DEUTSCHLAND. Die Neue Grippe forderte hier noch keine Todesopfer. Ärzte sagen aber eine Explosion bei den Infektionen voraus.
BERLIN/PASSAU/WIEN.Worüber Virologen bereits im Frühsommer orakelt haben, wird nun, auf dem Höhepunkt der Urlaubssaison, Realität: Das neue Virus A/H1N1, das im Frühling von Mexiko aus seinen Weg in die Welt genommen hat, wird durch die grenzüberschreitenden Menschenströme des Massentourismus explosionsartig verbreitet.

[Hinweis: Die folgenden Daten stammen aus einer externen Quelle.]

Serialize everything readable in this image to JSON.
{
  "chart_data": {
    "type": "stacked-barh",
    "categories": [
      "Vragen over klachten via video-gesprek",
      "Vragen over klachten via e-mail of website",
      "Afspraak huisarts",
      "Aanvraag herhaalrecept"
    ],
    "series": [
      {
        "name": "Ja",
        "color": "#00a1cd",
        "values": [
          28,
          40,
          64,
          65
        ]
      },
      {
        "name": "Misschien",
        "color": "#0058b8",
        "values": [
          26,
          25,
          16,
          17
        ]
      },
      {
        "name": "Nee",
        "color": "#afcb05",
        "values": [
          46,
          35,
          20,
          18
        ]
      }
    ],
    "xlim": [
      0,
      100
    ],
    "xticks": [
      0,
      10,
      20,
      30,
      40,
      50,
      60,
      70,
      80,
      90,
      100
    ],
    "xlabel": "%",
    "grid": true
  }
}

Und das betrifft immer stärker unseren großen Nachbarn Deutschland: Hier wurden bis Montag nicht nur bereits rund 2900 Fälle registriert: Virologen erwarten jetzt erst recht eine dramatische Zunahme der Infektionen.
80 Prozent Urlauber
„Es ist der Beginn einer riesigen Welle“, sagte der bayerische Virologe Alexander Kekule am Wochenende. Auslöser seien bisher meist Urlauber gewesen – erst in der Vorwoche hatte Gesundheitsstaatssekretär Klaus Theo Schröder gesagt, dass sich 80 Prozent der Infizierten im Urlaub angesteckt hätten. „In den Ferienorten treffen Menschen aus aller Herren Länder zusammen. In Diskotheken oder Flugzeugkabinen, auf den Balearen oder anderswo herrschen ideale Bedingungen für die Ausbreitung des Erregers“, so Kekule.
Die Zahl der Neuinfektionen in Deutschland nahm in der Vorwoche richtig sprunghaft zu, als etwa 1000 neue Fälle, mithin ein Drittel der bisher bekannten, hinzukamen. Die Neue Grippe (auch: „Schweine-“ oder „Mexikogrippe“) lässt auch Prominente nicht aus: Am Wochenende wurde der deutsche Handballnationalteamspieler Dominik Klein (25) vom THW Kiel positiv auf das Virus getestet; er befindet sich in einem Trainingslager, Ansteckungsgefahr bestehe nicht, hieß es.
Deutschland ist damit in Europa derzeit in absoluten Zahlen das am zweitstärksten von der Seuche betroffene Land. In Großbritannien gibt es bisher mehr als 11.100 Fälle und zudem auch mindestens 30 Todesfälle.
Überschwappen auf Nachbarn?
In Deutschland ist zwar bislang noch niemand am neuen Virenstamm gestorben, doch macht Mediziner die Zahl der Infektionen im mit 82 Millionen Einwohnern bevölkerungsreichsten Land Mitteleuropas, das zudem dicht besiedelt ist, nervös: Die für Deutschland erwartete Infektionswelle könnte sich leicht auf Nachbarländer ausbreiten.
Der aktuelle Verlauf in Deutschland sei derzeit noch milde, so der Virologe Kekule. Zudem glaubt er nicht, dass es zu der von manchen Experten befürchteten Vereinigung des A/H1N1-Virus mit dem der Vogelgrippe und zur Entstehung eines „Killervirus“ komme.
Jörg Hacker, Chef des Robert-Koch-Instituts in Berlin, meinte, es gebe noch keinen Grund etwa zur Absage großer Massenveranstaltungen, da das Virus sich bisher meist nur als leichte Grippe geäußert habe. Allerdings wiesen er und andere Experten darauf hin, dass man erst abwarten müsse, ob bzw. wie das Virus im Herbst mutiere.
Sorge vor „Treffen der Viren“
Zudem werde sich zeigen, wie sich das Virus in Kombination mit für die Jahreszeit typischen Wellen von „normaler“ Grippe und schlichten grippalen Infekten, ausgelöst beispielsweise durch Rhinoviren, auswirken werde. Hacker meint, es sei möglich, dass das neue Grippevirus das der gewöhnlichen Wintergrippe heuer verdrängen könnte.
Die deutschen Bundesländer bestellten unterdessen 50 Millionen Dosen eines vom Pharmakonzern GlaxoSmithKline entwickelten Impfstoffs im Wert von 600 Millionen Euro; er soll Ende September bereitstehen und zunächst vor allem an Ärzte und medizinisches Personal verteilt werden.